Background
Visual servoing enables robots to interact with dynamic environments using real-time visual feedback. However, deploying such systems in practical settings is often constrained by computational load, system latency, and lack of modularity. With recent developments in embedded AI hardware (e.g., NVIDIA Jetson), it's now feasible to offload deep learning-based perception to low-power, embedded devices, making robotic systems more scalable, mobile, and robust.
Precision tasks like peg-in-hole insertion and building block assembly are foundational in robotic manufacturing, assembly lines, and educational robotics. These tasks challenge robotic systems to perform fine manipulation under uncertainty, requiring real-time perception, precise control, and robust error handling. Traditional control approaches rely on pre-calibrated setups and struggle with small variances in object position or shape.
With the rise of embedded AI and low-power neural inference hardware, it becomes possible to implement real-time visual servoing systems directly on the robot.
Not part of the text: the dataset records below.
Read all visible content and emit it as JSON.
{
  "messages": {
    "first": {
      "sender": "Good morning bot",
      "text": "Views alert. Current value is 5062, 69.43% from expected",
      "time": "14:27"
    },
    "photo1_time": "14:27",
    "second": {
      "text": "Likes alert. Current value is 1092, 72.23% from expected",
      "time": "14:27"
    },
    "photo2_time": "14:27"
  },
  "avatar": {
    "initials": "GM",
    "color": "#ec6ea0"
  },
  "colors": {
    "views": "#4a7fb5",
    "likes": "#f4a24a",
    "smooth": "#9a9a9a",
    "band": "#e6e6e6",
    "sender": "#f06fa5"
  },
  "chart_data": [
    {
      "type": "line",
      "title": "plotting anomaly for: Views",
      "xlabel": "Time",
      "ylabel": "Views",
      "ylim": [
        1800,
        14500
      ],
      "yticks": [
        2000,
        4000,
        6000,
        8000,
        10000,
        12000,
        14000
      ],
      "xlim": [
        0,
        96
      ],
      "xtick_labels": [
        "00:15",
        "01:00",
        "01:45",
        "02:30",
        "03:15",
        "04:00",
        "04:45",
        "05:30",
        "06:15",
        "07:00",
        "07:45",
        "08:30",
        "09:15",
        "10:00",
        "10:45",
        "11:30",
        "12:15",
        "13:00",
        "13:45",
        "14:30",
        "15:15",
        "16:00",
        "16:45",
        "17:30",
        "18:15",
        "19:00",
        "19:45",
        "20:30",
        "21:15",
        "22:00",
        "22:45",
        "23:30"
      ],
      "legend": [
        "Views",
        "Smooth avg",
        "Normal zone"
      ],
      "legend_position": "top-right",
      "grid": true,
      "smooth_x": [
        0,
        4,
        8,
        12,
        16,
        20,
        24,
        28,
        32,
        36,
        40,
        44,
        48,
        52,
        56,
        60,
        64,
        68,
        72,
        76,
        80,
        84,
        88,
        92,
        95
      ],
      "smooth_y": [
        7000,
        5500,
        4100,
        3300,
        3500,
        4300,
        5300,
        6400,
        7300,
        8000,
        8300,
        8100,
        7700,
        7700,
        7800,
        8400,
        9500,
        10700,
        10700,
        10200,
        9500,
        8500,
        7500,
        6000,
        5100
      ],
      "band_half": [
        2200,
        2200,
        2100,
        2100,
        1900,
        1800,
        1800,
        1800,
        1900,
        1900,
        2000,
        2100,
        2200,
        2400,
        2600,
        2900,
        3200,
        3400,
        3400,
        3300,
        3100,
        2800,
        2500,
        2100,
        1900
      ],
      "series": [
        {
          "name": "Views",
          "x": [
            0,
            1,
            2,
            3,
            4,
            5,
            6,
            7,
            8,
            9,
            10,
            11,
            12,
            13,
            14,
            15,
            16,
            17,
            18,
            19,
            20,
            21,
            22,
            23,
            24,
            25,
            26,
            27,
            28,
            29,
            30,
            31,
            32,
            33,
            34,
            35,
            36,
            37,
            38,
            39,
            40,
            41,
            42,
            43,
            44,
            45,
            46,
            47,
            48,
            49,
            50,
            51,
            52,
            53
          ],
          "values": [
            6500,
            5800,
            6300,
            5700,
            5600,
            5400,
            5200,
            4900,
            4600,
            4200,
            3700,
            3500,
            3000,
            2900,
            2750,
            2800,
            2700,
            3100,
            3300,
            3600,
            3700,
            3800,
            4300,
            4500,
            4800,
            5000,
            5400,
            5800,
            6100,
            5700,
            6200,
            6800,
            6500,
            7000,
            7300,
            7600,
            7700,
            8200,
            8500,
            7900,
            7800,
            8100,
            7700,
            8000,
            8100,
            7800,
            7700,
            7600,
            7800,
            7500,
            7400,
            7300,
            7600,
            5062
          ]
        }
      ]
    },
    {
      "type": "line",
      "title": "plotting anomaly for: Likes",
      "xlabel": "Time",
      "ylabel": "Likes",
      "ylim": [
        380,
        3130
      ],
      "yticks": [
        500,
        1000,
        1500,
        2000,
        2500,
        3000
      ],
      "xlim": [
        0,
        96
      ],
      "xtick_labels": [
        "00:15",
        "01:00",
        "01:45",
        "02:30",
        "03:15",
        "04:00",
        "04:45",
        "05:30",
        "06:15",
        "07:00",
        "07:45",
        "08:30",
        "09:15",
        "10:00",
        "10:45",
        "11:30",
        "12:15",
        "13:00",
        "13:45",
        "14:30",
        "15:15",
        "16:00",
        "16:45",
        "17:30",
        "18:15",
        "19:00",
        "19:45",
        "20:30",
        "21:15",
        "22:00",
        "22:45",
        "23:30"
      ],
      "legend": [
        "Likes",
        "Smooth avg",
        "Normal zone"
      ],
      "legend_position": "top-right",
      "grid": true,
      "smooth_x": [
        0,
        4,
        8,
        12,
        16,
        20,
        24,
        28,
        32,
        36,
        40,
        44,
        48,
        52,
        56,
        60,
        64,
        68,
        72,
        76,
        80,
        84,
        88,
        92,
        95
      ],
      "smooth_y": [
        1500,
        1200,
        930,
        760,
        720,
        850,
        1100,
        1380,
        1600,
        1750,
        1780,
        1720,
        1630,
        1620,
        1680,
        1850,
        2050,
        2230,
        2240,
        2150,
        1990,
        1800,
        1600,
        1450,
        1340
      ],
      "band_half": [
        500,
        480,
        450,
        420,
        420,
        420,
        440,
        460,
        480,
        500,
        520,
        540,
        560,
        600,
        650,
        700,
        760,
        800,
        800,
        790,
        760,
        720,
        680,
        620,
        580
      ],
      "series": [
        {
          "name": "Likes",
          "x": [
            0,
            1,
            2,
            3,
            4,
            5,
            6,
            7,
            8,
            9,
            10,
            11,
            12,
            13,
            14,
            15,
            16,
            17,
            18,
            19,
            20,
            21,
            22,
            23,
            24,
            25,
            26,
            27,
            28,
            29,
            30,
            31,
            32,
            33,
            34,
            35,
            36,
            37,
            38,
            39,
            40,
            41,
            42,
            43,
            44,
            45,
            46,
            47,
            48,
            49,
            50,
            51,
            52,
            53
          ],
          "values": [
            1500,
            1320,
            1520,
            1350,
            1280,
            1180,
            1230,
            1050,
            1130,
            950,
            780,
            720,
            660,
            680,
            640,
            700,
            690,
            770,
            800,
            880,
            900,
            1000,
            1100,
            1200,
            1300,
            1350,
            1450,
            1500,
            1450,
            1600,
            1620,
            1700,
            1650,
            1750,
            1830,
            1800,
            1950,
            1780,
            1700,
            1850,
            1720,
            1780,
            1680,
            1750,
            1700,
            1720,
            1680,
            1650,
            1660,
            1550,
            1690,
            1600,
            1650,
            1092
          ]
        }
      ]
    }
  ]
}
This enables smarter, more adaptable robots capable of executing tight-tolerance insertion or stacking tasks in dynamic environments.
Objective
To develop a modular embedded AI-based visual servoing system for performing peg-in-hole and building block assembly tasks using a robotic manipulator. The system should combine vision-based perception, deep learning inference, and closed-loop control, running entirely on embedded hardware.
Key Tasks
- Literature Review
- Review visual servoing and learning-based insertion/assembly strategies.
- Study classical vs. learning-based peg-in-hole methods.
- Analyze embedded AI platforms for visual perception and control.
- System Architecture Design
- Design a modular system where visual perception, control, and feedback are separable components.
- Select appropriate embedded hardware (e.g., NVIDIA Jetson).
- Visual Perception & Pose Estimation
- Train or adapt lightweight object detection and pose estimation models for identifying peg, hole, and block positions.
- Deploy optimized models on embedded hardware for low-latency inference.
- Visual Reasoning and Motor Control Coordination
- Develop logic for interpreting visual inputs into discrete or continuous motor commands.
- Implement error-aware reasoning to handle visual ambiguities (e.g., partial occlusion, misalignment).
- Coordinate perception with trajectory updates for adaptive, incremental corrections during manipulation.
- Robotic Task Execution
- Peg-in-hole insertion with different tolerances and angles
- Building blocks stacked with precision
- Perform real-world experiments using a robotic arm and camera system for:
- Integrate force feedback (optional) to enhance insertion success.
- Benchmarking & Evaluation
- Compare embedded AI solution to baseline (e.g., open-loop or vision-only without feedback).
- Evaluate task success rate, insertion time, precision, and latency.
- Documentation
- Deliver a comprehensive thesis with implementation details, experimental results, and recommendations.
Expected Outcomes
- A working embedded AI visual servoing system for robotic insertion and block assembly tasks.
- Quantitative comparison of performance across task complexity, environmental variations, and insertion tolerances.
- A reusable framework for adaptive, embedded robotic manipulation in constrained tasks.
Requirements
- Strong interest in robotics, computer vision, and embedded AI.
- Experience with Python/C++, deep learning, and platforms such as ROS, PyTorch, or TensorFlow.
- Basic experience with robotic arm programming and control.